Nope, no pressure there.  I tried to sleep.  I turned this way and squiggled that way until I finally dozed off just enough to have that falling off a curb feeling.  I jerked awake and that was all there was to sleep for the next eight hours.  When the test was over and the doctors all converged watching the video, examining the EEG and the EKG and the ABC’s of my night they all came to the conclusion all I needed was a good sedative.  Low and behold there was a brand new one on the market.  Everyone was talking about it.  Drug reps were handing them out like Tic Tacs at a garlic festival. 



I happily filled my prescription in anticipation of a good night’s sleep.  I celebrated by going to bed early.  I fell asleep quickly and remembered nothing until I awoke in my backyard.  It was the middle of the night and I was standing in the middle of my backyard, in the middle of winter, naked.  I had pajamas on when I fell asleep but here I was wide awake in my backyard without a stitch.  I made my way back in the house found my pajamas wadded in a pile on the floor of my kitchen, the refrigerator wide open and the water running.  I thought, hum that’s odd.  Someone broke in my house raided my refrigerator and left the water on.  I checked the locks after I dressed secured the house once again headed off to bed.  I tossed and turned wondering what in the hell had happened that I would tear off my clothes venture into my yard wearing nothing but my birthday suit.   The next morning, I felt like I had been on a ten-day Tequila bender.  I pulled myself together and drove the sixty miles to my office. 

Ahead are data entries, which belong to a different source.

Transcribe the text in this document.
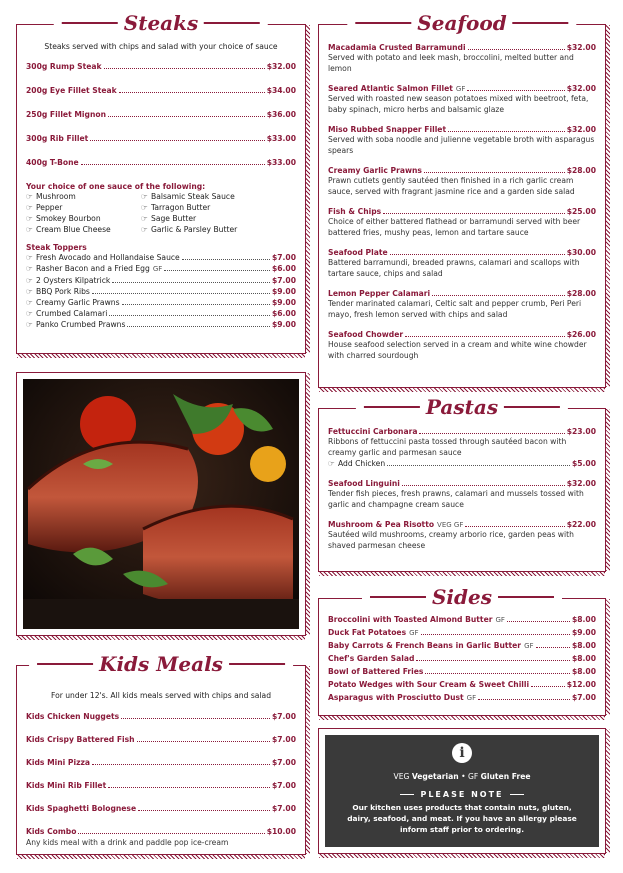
Steaks
Steaks served with chips and salad with your choice of sauce
300g Rump Steak	$32.00
200g Eye Fillet Steak	$34.00
250g Fillet Mignon	$36.00
300g Rib Fillet	$33.00
400g T-Bone	$33.00
Your choice of one sauce of the following:
☞ Mushroom	☞ Balsamic Steak Sauce
☞ Pepper	☞ Tarragon Butter
☞ Smokey Bourbon	☞ Sage Butter
☞ Cream Blue Cheese	☞ Garlic & Parsley Butter
Steak Toppers
☞ Fresh Avocado and Hollandaise Sauce	$7.00
☞ Rasher Bacon and a Fried Egg GF	$6.00
☞ 2 Oysters Kilpatrick	$7.00
☞ BBQ Pork Ribs	$9.00
☞ Creamy Garlic Prawns	$9.00
☞ Crumbed Calamari	$6.00
☞ Panko Crumbed Prawns	$9.00
Kids Meals
For under 12's. All kids meals served with chips and salad
Kids Chicken Nuggets	$7.00
Kids Crispy Battered Fish	$7.00
Kids Mini Pizza	$7.00
Kids Mini Rib Fillet	$7.00
Kids Spaghetti Bolognese	$7.00
Kids Combo	$10.00
Any kids meal with a drink and paddle pop ice-cream
Seafood
Macadamia Crusted Barramundi	$32.00
Served with potato and leek mash, broccolini, melted butter and lemon
Seared Atlantic Salmon Fillet GF	$32.00
Served with roasted new season potatoes mixed with beetroot, feta, baby spinach, micro herbs and balsamic glaze
Miso Rubbed Snapper Fillet	$32.00
Served with soba noodle and julienne vegetable broth with asparagus spears
Creamy Garlic Prawns	$28.00
Prawn cutlets gently sautéed then finished in a rich garlic cream sauce, served with fragrant jasmine rice and a garden side salad
Fish & Chips	$25.00
Choice of either battered flathead or barramundi served with beer battered fries, mushy peas, lemon and tartare sauce
Seafood Plate	$30.00
Battered barramundi, breaded prawns, calamari and scallops with tartare sauce, chips and salad
Lemon Pepper Calamari	$28.00
Tender marinated calamari, Celtic salt and pepper crumb, Peri Peri mayo, fresh lemon served with chips and salad
Seafood Chowder	$26.00
House seafood selection served in a cream and white wine chowder with charred sourdough
Pastas
Fettuccini Carbonara	$23.00
Ribbons of fettuccini pasta tossed through sautéed bacon with creamy garlic and parmesan sauce
☞ Add Chicken	$5.00
Seafood Linguini	$32.00
Tender fish pieces, fresh prawns, calamari and mussels tossed with garlic and champagne cream sauce
Mushroom & Pea Risotto VEG GF	$22.00
Sautéed wild mushrooms, creamy arborio rice, garden peas with shaved parmesan cheese
Sides
Broccolini with Toasted Almond Butter GF	$8.00
Duck Fat Potatoes GF	$9.00
Baby Carrots & French Beans in Garlic Butter GF	$8.00
Chef's Garden Salad	$8.00
Bowl of Battered Fries	$8.00
Potato Wedges with Sour Cream & Sweet Chilli	$12.00
Asparagus with Prosciutto Dust GF	$7.00
i
VEG Vegetarian • GF Gluten Free
PLEASE NOTE
Our kitchen uses products that contain nuts, gluten, dairy, seafood, and meat. If you have an allergy please inform staff prior to ordering.
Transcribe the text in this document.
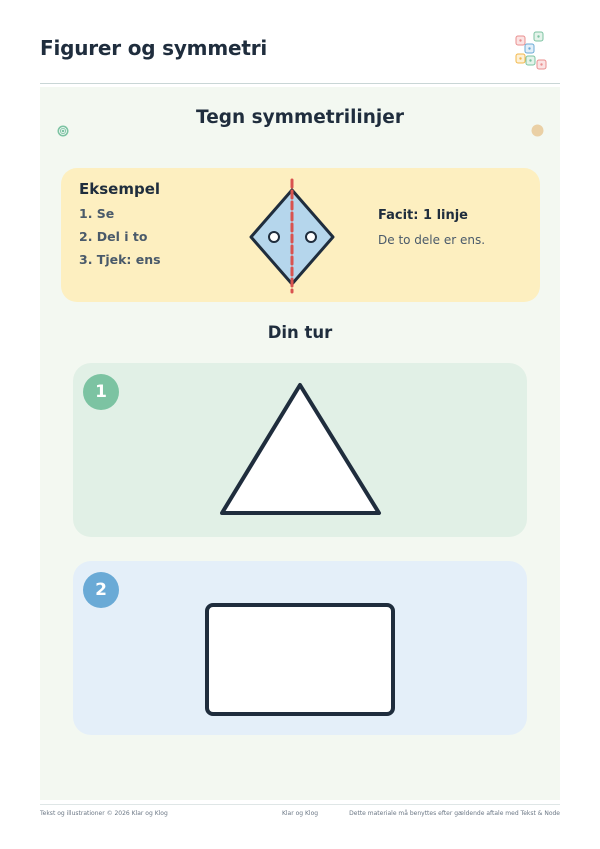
Figurer og symmetri
Tegn symmetrilinjer
Eksempel
1. Se
2. Del i to
3. Tjek: ens
Facit: 1 linje
De to dele er ens.
Din tur
1
2
Tekst og illustrationer © 2026 Klar og Klog	Klar og Klog	Dette materiale må benyttes efter gældende aftale med Tekst & Node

I continued to take the sedative hoping and praying that it would put me to sleep like that woman on the Sominex commercial, sleep, sleep Sleep.  Each night I would wake in some form of undress in either a closet, the kitchen or one time standing in the shower.  I spoke to my physician about the sleep walking and she told me it was one of the side effects of Ambien, that some people had complained of sleep eating, but that I shouldn’t worry and the side effects would eventually go away.

 

Then it happened.  The reason I will never take a sleeping pill again.  It was a night much like any other.  I got the munchkin in bed, completed my nightly routine then snuggled down in my bed for hopefully a night of sleep.  I fell asleep easily enough.   I slept.  I slept soundly.   I slept soundly until I awoke in front of my office door.  Standing in front of my office door that was sixty miles from my house in the dark of night.  I was standing in front of my office door sixty miles from my house NAKED.  Not a stitch.  I was letting it all hang out.  I was airing out the laundry.  I looked around and luckily not a soul was around.  I ran to my car and popped the trunk and like Eve I began searching for something to cover my nakedness.  I found a rain poncho and some work-out pants and quickly put them on. 

About that time a police car drove up.  The officer rolled down his window and smiled and asked if everything was all right.  WAS EVERYTHING ALL RIGHT?   No, it wasn’t all right.  I had driven sixty miles in the middle of the night ASLEEP!!  Not only was I asleep but I was NAKED and asleep. 


I still don’t sleep.  I still suffer from intermittent insomnia.  I do not take any kind of sedative.  

I told the doctor what happened and she paused then replied "Well I wouldn't take that anymore if I were you."  Thanks Doctor Obvious. 

1 comment:

Lori said...

OMG! That's about the craziest story I've ever heard. So all those side effects they rattle off in the commercials are actually true. Good to know.